Sport und Kino haben insofern Ähnlichkeiten, dass sie ein großes Publikum erreichen und viel Einfluss haben. Jedes Mal, wenn eine Filmemacher*in oder eine Sportler*in den Mund aufmacht, hat das auf einer symbolischen Ebene viel verändert. Wir brauchen diese Held*innen, die sich zu Wort zu melden. In unserem Film geht es um die große, lebensverändernde Entscheidung, das Land zu verlassen und für die eigene Freiheit und die eigene Karriere zu kämpfen. Es gibt inzwischen ein internationales Flüchtlings-Judoka-Team. Der Trainer ist ein guter Freund geworden und gab uns viele Ratschläge. Er war einer der ersten Sportler, die »Nein« gesagt haben. Die Liste von iranischen Sportler*innen, die ihre Karriere wegen Irans Problem mit Israel aufgeben mussten, ist lang.

Im Exil zu leben ist nicht einfach. Das gilt für Sportler*innen wie für Künstler*innen. Es hat viele Jahre gedauert, bis ich die neue Kultur kennengelernt habe und die Sprache beherrschte und ein Netzwerk aufgebaut hatte, damit ich meine Geschichten erzählen und wieder arbeiten konnte. Sportler*innen sind in derselben Situation. In dem Moment, in dem sie die Entscheidung getroffen haben, ist klar, dass sie nicht zurückkönnen. Die einzige Möglichkeit zu überleben, ist zu gewinnen.
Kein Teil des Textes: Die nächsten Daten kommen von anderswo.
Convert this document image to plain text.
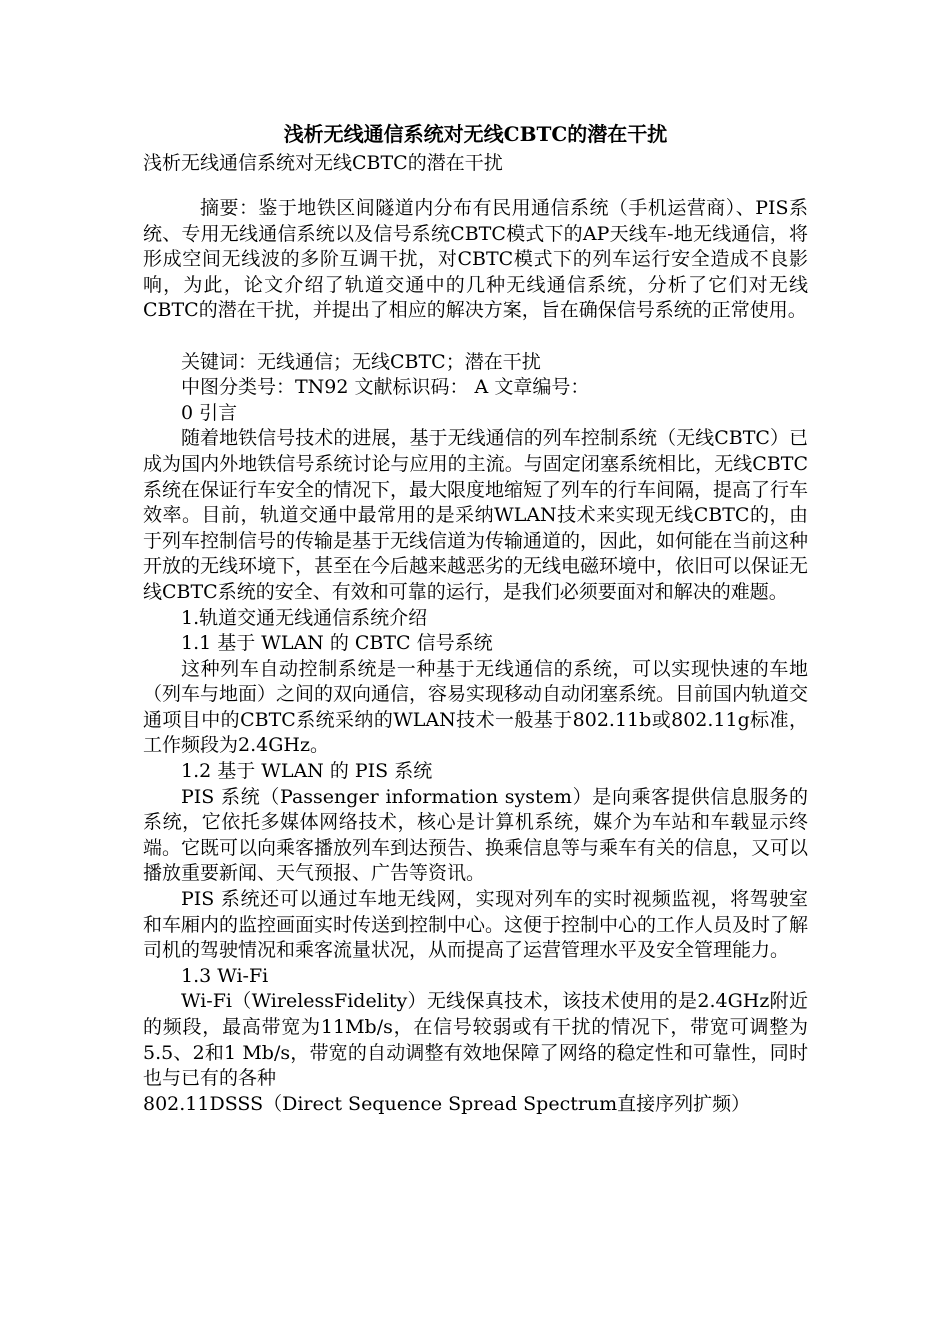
浅析无线通信系统对无线CBTC的潜在干扰
浅析无线通信系统对无线CBTC的潜在干扰

摘要：鉴于地铁区间隧道内分布有民用通信系统（手机运营商）、PIS系统、专用无线通信系统以及信号系统CBTC模式下的AP天线车-地无线通信，将形成空间无线波的多阶互调干扰，对CBTC模式下的列车运行安全造成不良影响，为此，论文介绍了轨道交通中的几种无线通信系统，分析了它们对无线CBTC的潜在干扰，并提出了相应的解决方案，旨在确保信号系统的正常使用。

关键词：无线通信；无线CBTC；潜在干扰

中图分类号：TN92 文献标识码： A 文章编号：

0 引言

随着地铁信号技术的进展，基于无线通信的列车控制系统（无线CBTC）已成为国内外地铁信号系统讨论与应用的主流。与固定闭塞系统相比，无线CBTC系统在保证行车安全的情况下，最大限度地缩短了列车的行车间隔，提高了行车效率。目前，轨道交通中最常用的是采纳WLAN技术来实现无线CBTC的，由于列车控制信号的传输是基于无线信道为传输通道的，因此，如何能在当前这种开放的无线环境下，甚至在今后越来越恶劣的无线电磁环境中，依旧可以保证无线CBTC系统的安全、有效和可靠的运行，是我们必须要面对和解决的难题。

1.轨道交通无线通信系统介绍

1.1 基于 WLAN 的 CBTC 信号系统

这种列车自动控制系统是一种基于无线通信的系统，可以实现快速的车地（列车与地面）之间的双向通信，容易实现移动自动闭塞系统。目前国内轨道交通项目中的CBTC系统采纳的WLAN技术一般基于802.11b或802.11g标准，工作频段为2.4GHz。

1.2 基于 WLAN 的 PIS 系统

PIS 系统（Passenger information system）是向乘客提供信息服务的系统，它依托多媒体网络技术，核心是计算机系统，媒介为车站和车载显示终端。它既可以向乘客播放列车到达预告、换乘信息等与乘车有关的信息，又可以播放重要新闻、天气预报、广告等资讯。

PIS 系统还可以通过车地无线网，实现对列车的实时视频监视，将驾驶室和车厢内的监控画面实时传送到控制中心。这便于控制中心的工作人员及时了解司机的驾驶情况和乘客流量状况，从而提高了运营管理水平及安全管理能力。

1.3 Wi-Fi

Wi-Fi（WirelessFidelity）无线保真技术，该技术使用的是2.4GHz附近的频段，最高带宽为11Mb/s，在信号较弱或有干扰的情况下，带宽可调整为5.5、2和1 Mb/s，带宽的自动调整有效地保障了网络的稳定性和可靠性，同时也与已有的各种

802.11DSSS（Direct Sequence Spread Spectrum直接序列扩频）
Während Sie den Film gemacht haben, starb die junge Iranerin Jina Mahsa Amini in Polizeigewahrsam, nachdem sie von der Sittenpolizei festgenommen worden war. Das führte zu enormen Protesten, die das Land erschütterten. Welchen Einfluss hatte das auf Ihre Arbeit?

Wir haben zwei Monate nach ihrem Tod mit dem Dreh begonnen, zum Höhepunkt der Demonstrationen. Jeden Tag gab es neue Videos von Protesten. Am Set herrschte eine begeisterte Stimmung – nicht nur bei der iranischen, sondern auch bei der israelischen, der georgischen, der amerikanischen Crew. Alle waren involviert. Es gibt einige Momente im Film, die wir nicht wirklich erwartet hatten, sondern die passiert sind, weil uns alle das gleiche Gefühl, die gleiche Empörung und die gleiche Euphorie einte. Es hat war für uns wie ein revolutionärer Akt, diesen Film über eine neue Generation weiblicher Athleten zu machen.